Saturday, October 21, 2006

What I'm Up To



Since the last Illuminata came out, I went ahead and polished up my next Illuminata column and mailed it off to the editor. It was largely done already but needed a bit of a read through. I'm also struggling with the ending to a poem I've been working on for some time. Everything but the last stanza seems to be ready to go, but for some reason that final image won't come clearly to me. I want to send a few poems to the magazine Star*Line, which is the zine for the Science Fiction Poetry Association, but I've been holding off in hopes of including this last one among the group. I'm going to make a concerted effort to try and finish the poem today.

Friday, October 20, 2006

New Illuminata Up

The October issue of The Illuminata is out, with a piece in it by me called "An Error in Detail." The editor is also running a writing contest for those of you who might be interested. The information is on page 7 of the October issue.

In other news, I was thinking of a book called Jonny Algiers and the Wizard of Sid. What a great opening line it had: "Jonny Algiers flicked the safety off his transmogrifier and slapped his hydroxen-powered drop-ship into overdrive as he blasted spaceward in pursuit of the evil Dr. Michael August, otherwise known as the Wizard of Sid."

Algiers was the protopical space hero, of course. Steely jawed, square-eyed, and always ready with a quip or a fist. And the Wizard of Sid? What a blackhearted villain he was. Maybe I'll try to revive the series. I think I could do it justice.

Thursday, October 19, 2006

Apollo 17

In my novel, Cold in the Light, there is a mystery about something that the Apollo 17 astronauts found on the moon. Yesterday I started reading Tyrannosaur Canyon by Douglas Preston and it has a mystery in it about something the Apollo 17 Astronauts found on the moon. Deja Vu all over again.

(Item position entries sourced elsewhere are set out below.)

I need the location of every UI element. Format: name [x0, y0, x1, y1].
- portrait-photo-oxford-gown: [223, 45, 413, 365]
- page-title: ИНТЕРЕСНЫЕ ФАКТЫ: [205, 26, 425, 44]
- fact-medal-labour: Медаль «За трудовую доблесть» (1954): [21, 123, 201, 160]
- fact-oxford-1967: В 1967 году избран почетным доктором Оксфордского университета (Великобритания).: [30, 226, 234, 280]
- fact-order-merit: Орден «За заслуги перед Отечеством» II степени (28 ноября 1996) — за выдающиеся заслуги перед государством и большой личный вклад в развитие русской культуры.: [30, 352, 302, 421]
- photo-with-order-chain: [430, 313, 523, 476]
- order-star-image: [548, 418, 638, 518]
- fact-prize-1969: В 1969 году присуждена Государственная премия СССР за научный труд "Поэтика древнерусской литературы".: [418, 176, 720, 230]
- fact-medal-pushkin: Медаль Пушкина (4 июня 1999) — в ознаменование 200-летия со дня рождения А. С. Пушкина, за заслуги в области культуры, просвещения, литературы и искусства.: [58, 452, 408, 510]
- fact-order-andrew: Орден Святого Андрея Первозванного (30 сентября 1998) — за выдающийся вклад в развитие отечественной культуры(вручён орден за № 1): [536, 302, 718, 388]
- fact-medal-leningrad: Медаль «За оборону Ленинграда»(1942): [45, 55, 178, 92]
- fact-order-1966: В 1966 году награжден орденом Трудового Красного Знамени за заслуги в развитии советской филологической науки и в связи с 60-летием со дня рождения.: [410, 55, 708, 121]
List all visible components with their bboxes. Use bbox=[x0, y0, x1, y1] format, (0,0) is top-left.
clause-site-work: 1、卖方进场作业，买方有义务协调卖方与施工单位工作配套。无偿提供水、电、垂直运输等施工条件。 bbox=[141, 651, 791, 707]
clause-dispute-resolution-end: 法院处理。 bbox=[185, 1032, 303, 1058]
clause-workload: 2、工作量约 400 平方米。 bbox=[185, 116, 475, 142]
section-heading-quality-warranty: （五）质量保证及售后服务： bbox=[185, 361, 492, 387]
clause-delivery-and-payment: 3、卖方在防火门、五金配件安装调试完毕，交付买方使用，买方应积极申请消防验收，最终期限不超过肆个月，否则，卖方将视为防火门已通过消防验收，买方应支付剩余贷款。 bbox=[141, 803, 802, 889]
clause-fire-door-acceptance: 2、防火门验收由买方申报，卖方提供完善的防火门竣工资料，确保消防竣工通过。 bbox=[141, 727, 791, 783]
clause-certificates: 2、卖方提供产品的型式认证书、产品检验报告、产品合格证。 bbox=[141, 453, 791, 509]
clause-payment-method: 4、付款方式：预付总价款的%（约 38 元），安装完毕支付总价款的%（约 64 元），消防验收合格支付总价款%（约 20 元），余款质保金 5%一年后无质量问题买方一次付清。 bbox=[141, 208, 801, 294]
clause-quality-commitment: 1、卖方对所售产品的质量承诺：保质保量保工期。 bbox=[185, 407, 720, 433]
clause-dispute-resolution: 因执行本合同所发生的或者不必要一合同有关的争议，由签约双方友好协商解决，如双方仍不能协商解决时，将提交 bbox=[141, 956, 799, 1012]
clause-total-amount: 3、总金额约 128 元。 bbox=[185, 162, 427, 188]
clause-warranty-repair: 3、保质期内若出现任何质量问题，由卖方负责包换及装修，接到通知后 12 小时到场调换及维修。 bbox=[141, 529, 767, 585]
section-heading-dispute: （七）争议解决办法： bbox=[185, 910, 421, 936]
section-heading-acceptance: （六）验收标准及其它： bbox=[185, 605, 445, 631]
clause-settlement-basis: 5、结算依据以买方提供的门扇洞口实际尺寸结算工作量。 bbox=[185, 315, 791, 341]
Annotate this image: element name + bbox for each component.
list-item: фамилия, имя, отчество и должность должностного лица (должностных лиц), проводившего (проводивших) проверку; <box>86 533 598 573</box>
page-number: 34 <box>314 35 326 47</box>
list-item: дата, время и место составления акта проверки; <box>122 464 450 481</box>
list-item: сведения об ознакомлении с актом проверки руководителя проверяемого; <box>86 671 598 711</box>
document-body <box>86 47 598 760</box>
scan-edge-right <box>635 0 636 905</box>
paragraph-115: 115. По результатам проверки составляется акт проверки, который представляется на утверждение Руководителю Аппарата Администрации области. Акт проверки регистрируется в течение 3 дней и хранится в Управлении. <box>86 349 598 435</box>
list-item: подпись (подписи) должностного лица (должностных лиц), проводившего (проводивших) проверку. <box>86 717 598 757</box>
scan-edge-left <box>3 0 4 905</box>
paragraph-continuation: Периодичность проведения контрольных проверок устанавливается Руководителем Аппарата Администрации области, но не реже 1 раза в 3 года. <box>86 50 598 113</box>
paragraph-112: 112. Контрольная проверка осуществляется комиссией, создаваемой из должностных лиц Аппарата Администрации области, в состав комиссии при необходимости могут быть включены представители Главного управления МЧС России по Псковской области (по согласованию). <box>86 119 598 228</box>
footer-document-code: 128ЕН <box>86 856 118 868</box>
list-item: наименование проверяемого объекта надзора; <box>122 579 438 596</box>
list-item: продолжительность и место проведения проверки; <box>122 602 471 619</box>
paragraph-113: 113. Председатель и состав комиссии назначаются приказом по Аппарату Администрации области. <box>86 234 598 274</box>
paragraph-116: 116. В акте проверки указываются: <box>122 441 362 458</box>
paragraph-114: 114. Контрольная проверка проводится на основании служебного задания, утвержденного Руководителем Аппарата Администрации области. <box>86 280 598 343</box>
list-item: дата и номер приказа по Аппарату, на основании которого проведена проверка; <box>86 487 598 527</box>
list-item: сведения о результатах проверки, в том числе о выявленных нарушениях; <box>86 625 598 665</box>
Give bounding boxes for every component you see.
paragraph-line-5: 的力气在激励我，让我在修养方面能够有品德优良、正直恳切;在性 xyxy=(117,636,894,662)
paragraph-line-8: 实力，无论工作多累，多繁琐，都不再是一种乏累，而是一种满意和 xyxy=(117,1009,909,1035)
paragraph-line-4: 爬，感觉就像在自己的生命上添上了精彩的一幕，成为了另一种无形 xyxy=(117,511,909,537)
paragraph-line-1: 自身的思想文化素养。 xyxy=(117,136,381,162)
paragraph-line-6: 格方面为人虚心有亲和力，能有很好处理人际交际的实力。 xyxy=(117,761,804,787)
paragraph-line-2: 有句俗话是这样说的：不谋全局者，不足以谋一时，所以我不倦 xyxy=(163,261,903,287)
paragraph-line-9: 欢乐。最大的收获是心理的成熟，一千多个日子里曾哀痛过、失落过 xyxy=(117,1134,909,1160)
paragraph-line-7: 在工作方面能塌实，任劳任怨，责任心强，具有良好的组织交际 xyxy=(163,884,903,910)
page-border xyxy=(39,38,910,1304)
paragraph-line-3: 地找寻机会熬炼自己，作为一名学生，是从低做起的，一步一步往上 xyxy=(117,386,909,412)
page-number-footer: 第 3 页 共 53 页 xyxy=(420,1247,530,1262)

I'm quite sure that Preston never read Cold in the Light but I think it's interesting that we both chose the Apollo 17 mission, the last Apollo mission to the moon. I wonder what common thought patterns created that choice. Could it have been simply because it was the last? I guess I'll just call old Doug up and ask him.

Oh, wait, I don't know Douglas Preston. Sigh! I guess we'll never know.

Wednesday, October 18, 2006

Something About Ernest

In reading a biography of Joe Namath, I found a little tidbit about Ernest Hemingway. Apparently Hemingway was often on the lookout for sparring partners and, according to a fellow who was one such partner, the candidates were told not to throw any "rights" at Papa, and to also watch their testicles in a clinch because he often would hit below the belt then. I know Hemingway did a fair amount of boxing, but if this story is true then it doesn't show Papa in the best light.

Another tidbit that I discovered in the Namath book is that Namath was the star of a motorcycle movie back in the 70s called C. C. & Company. I actually remember this movie with some fondness but had completely forgotten that Namath was in it. Broadway Joe was also in a spaghetti western, which must have been pretty bad because I had never heard of it before.

Tuesday, October 17, 2006

Poetry

I think I've finally finished a long poem I've been working on forever. It's called "Silence Razored" and I had great hopes for it, as I do for all my stuff when I start it. It didn't come out quite as good as what I could see in my head, but I'm not unhappy with it. It's now in the process of "fermenting" if you will. I'm letting it sit for a few days without looking at it and then will give it a final edit before sending it off.

In other news, I'm going to have to take my computer to the repair shop and that's always scary. I've got to do a bunch of backups first. For some reason I still can't access internet on my computer and Lana says it's because it needs some kind of board inside. I guess we'll soon find out.

I missed my Writing group meeting last night. I hated to do so but I we were off work and by evening I just didn't have the energy to spend two hours on the road in order to get to and from the meeting. When I'm working I just stay in town an extra few hours and it works out nicely.